Fotografia da videoinstalação de Cao Guimarães. Pessoas sentadas diante da projeção de um vídeo que mostra uma bolha de sabão.

Texto de Fabiana Pedroni.

04.05.2013

16:05h-19:30h

Itaú Cultural, Paulista, SP. “Ver é uma fábula”, mostra de Cao Guimarães.

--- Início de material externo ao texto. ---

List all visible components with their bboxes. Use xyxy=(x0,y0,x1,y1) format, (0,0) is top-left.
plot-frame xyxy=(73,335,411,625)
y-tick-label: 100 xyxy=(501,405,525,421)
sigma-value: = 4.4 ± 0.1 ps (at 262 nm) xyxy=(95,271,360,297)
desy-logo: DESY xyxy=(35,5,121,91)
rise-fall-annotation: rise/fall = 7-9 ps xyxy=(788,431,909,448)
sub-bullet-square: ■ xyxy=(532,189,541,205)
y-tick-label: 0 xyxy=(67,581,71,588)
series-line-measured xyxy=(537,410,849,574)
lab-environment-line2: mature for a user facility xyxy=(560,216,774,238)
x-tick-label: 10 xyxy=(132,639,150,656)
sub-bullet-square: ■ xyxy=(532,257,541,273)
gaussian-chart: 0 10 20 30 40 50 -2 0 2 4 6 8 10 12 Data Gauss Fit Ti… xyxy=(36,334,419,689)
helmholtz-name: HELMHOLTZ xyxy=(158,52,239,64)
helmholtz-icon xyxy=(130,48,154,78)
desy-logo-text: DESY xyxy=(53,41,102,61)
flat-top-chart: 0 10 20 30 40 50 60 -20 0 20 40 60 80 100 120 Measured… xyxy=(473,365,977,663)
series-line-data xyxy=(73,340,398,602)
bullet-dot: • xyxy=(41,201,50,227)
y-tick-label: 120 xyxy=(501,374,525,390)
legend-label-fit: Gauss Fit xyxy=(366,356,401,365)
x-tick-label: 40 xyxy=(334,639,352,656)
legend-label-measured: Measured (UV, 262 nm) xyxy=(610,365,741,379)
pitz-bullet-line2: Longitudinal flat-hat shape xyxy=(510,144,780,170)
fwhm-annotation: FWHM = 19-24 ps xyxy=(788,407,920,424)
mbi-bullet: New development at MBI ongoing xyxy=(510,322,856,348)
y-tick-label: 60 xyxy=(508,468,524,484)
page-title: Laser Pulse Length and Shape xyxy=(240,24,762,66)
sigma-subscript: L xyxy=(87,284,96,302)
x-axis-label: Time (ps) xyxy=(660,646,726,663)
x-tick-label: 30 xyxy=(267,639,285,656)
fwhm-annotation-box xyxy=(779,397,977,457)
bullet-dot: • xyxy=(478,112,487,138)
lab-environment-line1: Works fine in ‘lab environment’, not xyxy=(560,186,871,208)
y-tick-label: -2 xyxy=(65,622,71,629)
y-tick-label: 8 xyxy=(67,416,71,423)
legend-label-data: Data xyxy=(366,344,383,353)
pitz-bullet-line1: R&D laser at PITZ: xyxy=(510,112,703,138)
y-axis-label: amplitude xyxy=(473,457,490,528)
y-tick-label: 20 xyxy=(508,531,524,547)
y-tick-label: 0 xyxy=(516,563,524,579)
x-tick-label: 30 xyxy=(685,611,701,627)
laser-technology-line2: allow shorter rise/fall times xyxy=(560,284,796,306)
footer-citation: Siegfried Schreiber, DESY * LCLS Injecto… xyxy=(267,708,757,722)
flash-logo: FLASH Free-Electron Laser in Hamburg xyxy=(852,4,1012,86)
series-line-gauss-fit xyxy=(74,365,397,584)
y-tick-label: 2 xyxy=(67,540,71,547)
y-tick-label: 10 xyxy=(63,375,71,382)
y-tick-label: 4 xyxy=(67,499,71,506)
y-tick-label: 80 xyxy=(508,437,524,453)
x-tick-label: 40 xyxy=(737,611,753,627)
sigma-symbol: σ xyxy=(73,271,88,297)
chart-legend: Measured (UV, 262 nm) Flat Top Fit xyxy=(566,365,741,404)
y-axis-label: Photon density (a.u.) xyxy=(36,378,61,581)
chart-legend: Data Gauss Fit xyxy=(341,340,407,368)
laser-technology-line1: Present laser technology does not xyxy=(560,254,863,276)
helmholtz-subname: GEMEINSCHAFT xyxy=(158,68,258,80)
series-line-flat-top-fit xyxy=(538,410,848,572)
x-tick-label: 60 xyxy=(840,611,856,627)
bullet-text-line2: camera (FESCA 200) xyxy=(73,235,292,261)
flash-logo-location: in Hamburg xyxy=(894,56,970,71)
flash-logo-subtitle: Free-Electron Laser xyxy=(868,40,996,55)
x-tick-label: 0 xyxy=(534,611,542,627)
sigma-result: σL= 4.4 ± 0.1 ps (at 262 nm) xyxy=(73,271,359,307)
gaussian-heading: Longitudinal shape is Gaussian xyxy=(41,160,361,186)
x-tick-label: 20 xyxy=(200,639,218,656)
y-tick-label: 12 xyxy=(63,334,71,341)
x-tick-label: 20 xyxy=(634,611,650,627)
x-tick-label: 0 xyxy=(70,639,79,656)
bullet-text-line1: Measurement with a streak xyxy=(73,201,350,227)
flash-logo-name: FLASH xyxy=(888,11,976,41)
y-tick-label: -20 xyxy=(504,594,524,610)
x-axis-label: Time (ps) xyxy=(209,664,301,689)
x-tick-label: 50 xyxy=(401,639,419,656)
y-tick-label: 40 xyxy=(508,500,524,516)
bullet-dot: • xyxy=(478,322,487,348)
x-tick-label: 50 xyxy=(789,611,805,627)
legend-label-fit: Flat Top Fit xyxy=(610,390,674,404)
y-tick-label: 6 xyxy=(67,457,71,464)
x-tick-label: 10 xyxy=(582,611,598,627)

Tornei-me íntima de um universo que não é meu ao seguir aquela bolha de sabão. Cada quarto, cada parede vasculhada, cada degrau daquela escada, cada azulejo. Íntimos pormenores.[1] Depois me vi habitante de Brasília em seus relógios parados, no vento sobre a folha, no varrer do chão. Narrativas de uma visita inesperada. Dos pombos na praça, do senhor na estrada, dos passantes e dos degelos. Cidade quente que ainda vive em meu suor. O senhor chaveiro que em toda cidade parece nos esperar, na recepção de nova moradia, mesmo sabendo que ela já tem idade. Tem em seu caminho rastros de aranhas. Visão do dia comum, dos dias apresentados ao entorno de paredes negras. E eu espectadora de um habitar suspenso. Sinto-me tão próxima ao olhar de captação, aquele que também vê no balançar do metrô uma inspiração estranha e angustiante para o dia.[2]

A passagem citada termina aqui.